Il desiderio di don Antonio Ruccia sarebbe quello di mettere un punto e ricominciare. Magari in un'altra chiesa di Bari, o forse, anche in un'altra città. La sua intenzione l'ha annunciata ieri ai suoi parrocchiani, nella chiesa di San Giovanni Battista, a Poggiofranco. Un incontro intimo, in cui oltre ad aver dichiarato che sarebbe pronto a dare le dimissioni, ha ribadito la sua versione dei fatti riguardo la questione della culla termica.
Il neonato fu trovato morto lì il 2 gennaio 2025 e la vicenda giudiziaria si è chiusa qualche giorno fa: patteggiamento a un anno che per lui, però, "non è un'ammissione di colpa". Nell'incontro ha ribadito la sua innocenza, come fatto anche nell'intervista a Famiglia Cristiana. Il neonato, secondo ciò che dice don Ruccia, sarebbe stato lasciato nella culla già morto. Eppure sarebbe morto per ipotermia.

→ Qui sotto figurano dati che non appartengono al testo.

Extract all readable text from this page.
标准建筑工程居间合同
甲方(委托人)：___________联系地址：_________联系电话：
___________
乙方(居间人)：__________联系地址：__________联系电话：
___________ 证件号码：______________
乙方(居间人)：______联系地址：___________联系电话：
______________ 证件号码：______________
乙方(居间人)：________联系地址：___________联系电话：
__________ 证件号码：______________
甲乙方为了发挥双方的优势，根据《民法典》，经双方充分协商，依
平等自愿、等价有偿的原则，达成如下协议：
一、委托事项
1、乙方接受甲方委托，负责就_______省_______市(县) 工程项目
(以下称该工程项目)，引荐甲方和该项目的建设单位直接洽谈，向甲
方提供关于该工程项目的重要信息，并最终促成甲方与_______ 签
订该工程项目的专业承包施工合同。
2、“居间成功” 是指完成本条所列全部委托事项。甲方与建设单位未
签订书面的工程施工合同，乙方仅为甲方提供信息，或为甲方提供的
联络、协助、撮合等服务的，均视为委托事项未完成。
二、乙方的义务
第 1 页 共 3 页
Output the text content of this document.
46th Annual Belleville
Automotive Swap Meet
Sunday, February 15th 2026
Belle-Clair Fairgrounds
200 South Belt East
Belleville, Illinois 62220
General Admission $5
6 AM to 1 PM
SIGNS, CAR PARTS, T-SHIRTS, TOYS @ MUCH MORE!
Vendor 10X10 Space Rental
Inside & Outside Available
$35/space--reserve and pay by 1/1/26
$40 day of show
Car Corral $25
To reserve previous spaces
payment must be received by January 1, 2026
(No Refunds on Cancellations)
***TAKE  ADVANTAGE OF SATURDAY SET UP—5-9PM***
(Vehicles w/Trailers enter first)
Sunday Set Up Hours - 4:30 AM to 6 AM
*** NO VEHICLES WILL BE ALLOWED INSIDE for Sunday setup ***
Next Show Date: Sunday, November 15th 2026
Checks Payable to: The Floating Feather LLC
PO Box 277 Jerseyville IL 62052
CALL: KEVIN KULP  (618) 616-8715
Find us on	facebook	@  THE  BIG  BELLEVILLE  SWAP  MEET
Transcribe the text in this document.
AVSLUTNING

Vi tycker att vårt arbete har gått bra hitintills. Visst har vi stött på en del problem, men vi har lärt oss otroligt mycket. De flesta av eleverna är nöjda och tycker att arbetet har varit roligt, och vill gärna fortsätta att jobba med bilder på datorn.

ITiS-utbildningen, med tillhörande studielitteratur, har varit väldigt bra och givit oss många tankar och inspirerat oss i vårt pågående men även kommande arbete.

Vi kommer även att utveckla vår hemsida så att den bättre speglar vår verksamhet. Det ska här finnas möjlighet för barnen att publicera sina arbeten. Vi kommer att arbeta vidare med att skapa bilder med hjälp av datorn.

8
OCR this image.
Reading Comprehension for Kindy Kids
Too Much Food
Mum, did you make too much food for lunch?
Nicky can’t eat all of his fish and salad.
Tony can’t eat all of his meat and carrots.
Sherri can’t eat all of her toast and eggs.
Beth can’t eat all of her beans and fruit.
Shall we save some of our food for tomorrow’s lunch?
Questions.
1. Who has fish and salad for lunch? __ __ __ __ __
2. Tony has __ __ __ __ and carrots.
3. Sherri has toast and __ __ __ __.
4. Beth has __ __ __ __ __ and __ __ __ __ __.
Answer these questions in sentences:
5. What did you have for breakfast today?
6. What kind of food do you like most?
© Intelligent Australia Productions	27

Le indagini della Squadra mobile hanno accertato che la culla termica non funzionava bene, che il condizionatore che avrebbe dovuto riscaldare la stanza non si attivò e che non partì la telefonata d’allarme sul numero di don Ruccia. Le stesse indagini, secondo parroco, sarebbero state "superficiali e a senso unico".
"La sentenza sembrava essere già scritta - ha spiegato il parroco al settimanale - e soprattutto ho avuto la netta sensazione che si volesse dare in pasto all'opinione pubblica un capro espiatorio. Tanti hanno dato giudizi categorici senza conoscere nulla e soprattutto per partito preso". E il patteggiamento a un anno "è un voler mettere fine a una vicenda che ha leso la mia dignità e ha creato una voragine tra l'aiuto alla vita e il volere l'eliminazione della culla termica. A vincere in questa vicenda sono stati i social e quelli che io chiamo gli strilloni".